Monday, December 04, 2006
Defending morality from G. Will.
When it comes down to it, what I think on this one may be one of those black and white, this is the way it is period, opinions I have. I find great enjoyment in slamming around the President for holding just this type of outlook on life, so I search deep in my soul for a seed of doubt as to how I see this. To this point I have found none. My question for those who would use the word morality when talking about America and Iraq is this: How can we have morality going forward when the entire endeavor is based upon immorality to begin with?
The entire Iraq invasion is based upon lies pure and simple. I'm not aware of a belief structure in human existence that believes flat out lying is moral. Is there any form of structured belief that teaches it's adherents that lying in the pursuit of ones own priorities is acceptable? (Besides capitalism?! that was a joke!) Nearly by definition, when governing a republic, an informed electorate or representation of the electorate is indispensable for enlightened leadership. Quite simply this war was based upon lies and continuing the mistake, for whatever reason at this point, is to build upon that immorality.
Once the lies leading to invasion were exposed the base justification for continued occupation has shifted like the dunes we find ourselves trapped in. We've heard everything from fighting them there so we don't have to fight them here to the President bemoaning the oil fields falling to the hands of the terrorist. No one seems to be horribly upset some of the largest reserves in the world are controlled by the Iranians, and their ties to terror are harped on on a daily basis by this administration.
Morality? Where were the international morality seeking right wing administration toadies when Abu Ghraib was exposed? Actively trying to quash the truth yet again by claiming that exposing the scandal would hurt American interests... because what it exposed was so absolutely freaking immoral on it's face! In fact those who support the occupation of Iraq must answer for each past moral outrage and those yet to come. I consider each dead American kid a moral outrage... and not just because they are over there in an evident hopeless cause, although that is bad enough to be sure. They are dying for this administrations lies, and dying because the. worst. President. ever. is commander in chief. Pure and simple. I'm afraid if you believe there will be no more moral outrages, as commonly understood, to be exposed in the future, you are very naive. As long as we have people in that hell hole we'll have the massacres and what not...
Attention Billo fans: please do not read this as an attack on the troops. It is an attack on human nature when placed into a killing field and then rotated through 3 or 4 times... Stuff happens because our troops are human beings, not robots, and the sooner we recognize the futility of this immoral war and correct our mistakes the better off the troops, and those they represent will be.

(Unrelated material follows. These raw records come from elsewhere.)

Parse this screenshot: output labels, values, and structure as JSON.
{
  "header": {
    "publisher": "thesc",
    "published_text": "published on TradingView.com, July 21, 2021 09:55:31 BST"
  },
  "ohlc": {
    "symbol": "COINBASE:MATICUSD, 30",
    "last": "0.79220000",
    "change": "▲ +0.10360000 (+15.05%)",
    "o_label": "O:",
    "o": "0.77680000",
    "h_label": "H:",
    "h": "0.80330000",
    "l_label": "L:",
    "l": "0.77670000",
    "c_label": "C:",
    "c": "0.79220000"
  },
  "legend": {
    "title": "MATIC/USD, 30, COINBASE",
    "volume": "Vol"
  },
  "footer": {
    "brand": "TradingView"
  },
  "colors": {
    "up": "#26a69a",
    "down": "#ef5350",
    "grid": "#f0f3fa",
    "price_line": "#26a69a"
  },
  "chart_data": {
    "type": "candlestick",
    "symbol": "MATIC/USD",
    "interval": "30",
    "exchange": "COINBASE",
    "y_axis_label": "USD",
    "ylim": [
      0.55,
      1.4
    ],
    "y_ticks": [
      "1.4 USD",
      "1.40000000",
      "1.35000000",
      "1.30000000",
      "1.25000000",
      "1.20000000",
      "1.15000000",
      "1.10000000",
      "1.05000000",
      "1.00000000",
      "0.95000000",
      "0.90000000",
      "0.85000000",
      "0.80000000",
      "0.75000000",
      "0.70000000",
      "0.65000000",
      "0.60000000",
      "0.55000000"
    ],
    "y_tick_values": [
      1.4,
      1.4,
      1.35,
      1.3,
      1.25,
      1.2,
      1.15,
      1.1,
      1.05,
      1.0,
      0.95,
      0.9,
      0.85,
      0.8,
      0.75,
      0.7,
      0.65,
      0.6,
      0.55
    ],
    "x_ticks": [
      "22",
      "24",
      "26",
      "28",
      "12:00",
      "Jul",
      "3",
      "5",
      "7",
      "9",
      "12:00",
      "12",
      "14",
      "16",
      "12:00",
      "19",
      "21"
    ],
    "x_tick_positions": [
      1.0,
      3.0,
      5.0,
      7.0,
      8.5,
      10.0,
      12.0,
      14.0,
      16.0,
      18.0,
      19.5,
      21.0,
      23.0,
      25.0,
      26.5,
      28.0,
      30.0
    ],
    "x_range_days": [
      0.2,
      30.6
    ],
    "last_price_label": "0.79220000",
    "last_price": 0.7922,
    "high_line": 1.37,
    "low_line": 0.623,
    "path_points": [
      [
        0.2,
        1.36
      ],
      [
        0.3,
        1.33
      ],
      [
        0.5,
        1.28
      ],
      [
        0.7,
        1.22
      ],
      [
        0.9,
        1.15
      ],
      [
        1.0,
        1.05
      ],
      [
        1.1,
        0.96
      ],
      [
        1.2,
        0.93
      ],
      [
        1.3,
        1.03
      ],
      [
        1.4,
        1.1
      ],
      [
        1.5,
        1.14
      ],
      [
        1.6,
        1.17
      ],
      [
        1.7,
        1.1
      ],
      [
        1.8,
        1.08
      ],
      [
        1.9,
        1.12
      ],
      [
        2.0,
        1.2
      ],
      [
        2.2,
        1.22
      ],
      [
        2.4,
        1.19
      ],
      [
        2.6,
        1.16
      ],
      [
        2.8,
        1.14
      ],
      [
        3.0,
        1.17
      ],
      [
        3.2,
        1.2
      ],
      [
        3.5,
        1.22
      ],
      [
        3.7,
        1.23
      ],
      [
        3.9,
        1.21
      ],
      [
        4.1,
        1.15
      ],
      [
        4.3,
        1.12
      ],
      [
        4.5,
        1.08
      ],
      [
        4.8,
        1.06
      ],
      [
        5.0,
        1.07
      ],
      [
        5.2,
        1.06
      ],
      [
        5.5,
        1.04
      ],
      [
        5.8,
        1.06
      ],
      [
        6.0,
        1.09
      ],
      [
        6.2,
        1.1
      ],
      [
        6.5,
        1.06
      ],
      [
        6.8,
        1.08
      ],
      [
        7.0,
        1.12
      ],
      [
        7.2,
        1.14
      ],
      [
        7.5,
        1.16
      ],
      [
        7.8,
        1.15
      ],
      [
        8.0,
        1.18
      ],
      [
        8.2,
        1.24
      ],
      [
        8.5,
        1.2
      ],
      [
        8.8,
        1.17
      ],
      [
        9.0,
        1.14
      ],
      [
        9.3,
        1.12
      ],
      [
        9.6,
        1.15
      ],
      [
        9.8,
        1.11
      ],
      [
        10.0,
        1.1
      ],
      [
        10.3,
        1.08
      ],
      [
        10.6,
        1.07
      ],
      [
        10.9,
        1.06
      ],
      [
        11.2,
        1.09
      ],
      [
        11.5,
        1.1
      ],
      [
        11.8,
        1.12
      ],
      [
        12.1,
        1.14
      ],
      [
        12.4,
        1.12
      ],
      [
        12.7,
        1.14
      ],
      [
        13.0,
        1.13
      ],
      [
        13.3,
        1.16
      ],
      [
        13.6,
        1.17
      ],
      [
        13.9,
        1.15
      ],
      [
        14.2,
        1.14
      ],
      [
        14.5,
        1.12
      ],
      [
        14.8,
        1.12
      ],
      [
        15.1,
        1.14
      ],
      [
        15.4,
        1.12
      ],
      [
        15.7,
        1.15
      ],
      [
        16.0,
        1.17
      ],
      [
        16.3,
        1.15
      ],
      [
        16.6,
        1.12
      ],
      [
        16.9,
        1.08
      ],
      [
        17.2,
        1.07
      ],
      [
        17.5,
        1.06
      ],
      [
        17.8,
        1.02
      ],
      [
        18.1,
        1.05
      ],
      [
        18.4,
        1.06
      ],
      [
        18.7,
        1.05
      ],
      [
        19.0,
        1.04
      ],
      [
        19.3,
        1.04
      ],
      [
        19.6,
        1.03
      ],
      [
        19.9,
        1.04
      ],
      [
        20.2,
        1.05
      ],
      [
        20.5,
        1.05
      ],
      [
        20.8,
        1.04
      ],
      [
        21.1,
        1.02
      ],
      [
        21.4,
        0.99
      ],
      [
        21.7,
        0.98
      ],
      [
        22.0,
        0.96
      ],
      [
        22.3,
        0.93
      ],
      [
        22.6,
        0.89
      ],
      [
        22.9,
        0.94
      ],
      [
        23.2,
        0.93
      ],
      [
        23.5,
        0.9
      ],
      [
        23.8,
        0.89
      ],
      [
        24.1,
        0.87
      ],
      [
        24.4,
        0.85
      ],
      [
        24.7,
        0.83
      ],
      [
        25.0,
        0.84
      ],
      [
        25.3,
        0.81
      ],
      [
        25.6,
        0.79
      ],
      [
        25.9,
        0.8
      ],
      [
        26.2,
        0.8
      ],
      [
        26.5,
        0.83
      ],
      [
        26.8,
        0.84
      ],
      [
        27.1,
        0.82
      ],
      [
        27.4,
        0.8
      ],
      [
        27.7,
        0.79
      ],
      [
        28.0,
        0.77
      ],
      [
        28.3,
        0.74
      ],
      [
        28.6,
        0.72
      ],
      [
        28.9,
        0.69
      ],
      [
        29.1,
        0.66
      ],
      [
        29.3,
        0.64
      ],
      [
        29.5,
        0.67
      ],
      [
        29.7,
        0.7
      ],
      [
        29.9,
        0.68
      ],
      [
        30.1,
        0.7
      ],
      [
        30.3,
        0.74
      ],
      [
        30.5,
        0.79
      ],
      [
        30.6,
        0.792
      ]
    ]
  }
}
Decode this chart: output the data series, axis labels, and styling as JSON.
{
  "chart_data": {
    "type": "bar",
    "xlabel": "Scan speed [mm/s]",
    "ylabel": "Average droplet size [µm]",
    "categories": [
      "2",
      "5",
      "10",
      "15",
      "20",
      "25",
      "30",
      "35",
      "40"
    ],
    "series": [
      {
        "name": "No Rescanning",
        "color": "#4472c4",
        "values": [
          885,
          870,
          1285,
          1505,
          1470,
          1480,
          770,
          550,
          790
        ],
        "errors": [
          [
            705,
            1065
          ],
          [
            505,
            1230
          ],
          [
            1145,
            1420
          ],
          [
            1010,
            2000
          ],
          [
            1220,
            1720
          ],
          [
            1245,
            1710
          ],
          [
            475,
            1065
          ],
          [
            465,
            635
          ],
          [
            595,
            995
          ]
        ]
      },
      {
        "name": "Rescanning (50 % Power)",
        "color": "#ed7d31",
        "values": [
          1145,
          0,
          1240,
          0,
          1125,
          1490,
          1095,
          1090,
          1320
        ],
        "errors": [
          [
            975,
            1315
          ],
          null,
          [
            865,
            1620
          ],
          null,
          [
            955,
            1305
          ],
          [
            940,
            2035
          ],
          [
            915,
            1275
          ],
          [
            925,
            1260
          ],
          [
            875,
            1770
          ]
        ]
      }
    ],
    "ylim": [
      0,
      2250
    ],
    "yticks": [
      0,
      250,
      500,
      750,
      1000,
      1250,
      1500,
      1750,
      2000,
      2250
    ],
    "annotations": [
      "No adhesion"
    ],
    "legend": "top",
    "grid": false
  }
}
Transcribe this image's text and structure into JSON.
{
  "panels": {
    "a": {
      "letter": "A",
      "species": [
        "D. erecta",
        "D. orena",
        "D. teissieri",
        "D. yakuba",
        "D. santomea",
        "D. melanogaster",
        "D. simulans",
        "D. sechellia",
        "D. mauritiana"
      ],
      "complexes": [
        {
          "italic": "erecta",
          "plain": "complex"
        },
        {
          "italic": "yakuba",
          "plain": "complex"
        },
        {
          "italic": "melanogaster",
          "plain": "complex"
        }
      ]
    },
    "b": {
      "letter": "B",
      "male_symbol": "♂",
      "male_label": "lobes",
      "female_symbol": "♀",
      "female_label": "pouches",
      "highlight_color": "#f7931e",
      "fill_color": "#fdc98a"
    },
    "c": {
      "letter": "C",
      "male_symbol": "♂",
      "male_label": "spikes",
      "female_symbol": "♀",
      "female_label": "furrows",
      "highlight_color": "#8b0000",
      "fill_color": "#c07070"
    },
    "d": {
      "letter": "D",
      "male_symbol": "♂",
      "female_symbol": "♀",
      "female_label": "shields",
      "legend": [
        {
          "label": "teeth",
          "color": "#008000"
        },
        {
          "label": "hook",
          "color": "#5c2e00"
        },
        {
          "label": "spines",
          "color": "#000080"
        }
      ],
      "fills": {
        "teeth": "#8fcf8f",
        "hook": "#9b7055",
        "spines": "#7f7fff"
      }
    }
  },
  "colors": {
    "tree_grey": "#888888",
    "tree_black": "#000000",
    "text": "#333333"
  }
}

Let me address the Wills article in particular: He describes an interview between Senator McCain and George Stephanopoulos:
George Stephanopoulos: "President Bush has said he doesn't want to send more troops now. So by your own standards isn't it currently immoral to keep Marines and soldiers, other service people in Iraq?"There must be more to morality than those two basic tests, no? We see by history that Al Qaeda was able to fly planes into the twin towers. Just because they had the ability to do so, and then applied the means, certainly that test alone does not provide the moral justification. We must apply those "two principles of moral reasoning" to a larger test of morality: Is our cause just? Are we right? Can we avoid needless bloodshed. All these questions and the answers to each are the true test of morality as far as I'm concerned.
McCain: "Yes it is."
Moments later, Stephanopoulos asked: "At what point do you say, I am not going to be complicit with an immoral policy?"
McCain: "When I think we've exhausted every possibility to do what is necessary to succeed and not until then, because the consequences of failure are catastrophic. . . . We left Vietnam, it was over, we just had to heal the wounds of war. We leave this place, chaos in the region and they'll follow us home. So there's a great deal more at stake here in this conflict in my view. A lot more."
Stephanopoulos: If the Iraq Study Group does not call for an increase in troops as you've advocated, "will you call for American troops to come home?"
McCain: "I will if at the point I think that we have exhausted every option and that we are doomed to failure."
At long last, rigor. McCain applies two principles of moral reasoning. There can be no moral duty to attempt what cannot be done. And: If you will an end, you must will the means to that end.
So yes Senator McCain, and Mr. Will. The question of the morality of this war going forward is open. Not because we have too few troops in theater. It is in question because of why they are there in the first place. To answer the challenge given by Wills title, maybe "Americas Moral Duty in Iraq" was to get it right in the first place. Seems pretty cut and dried to me.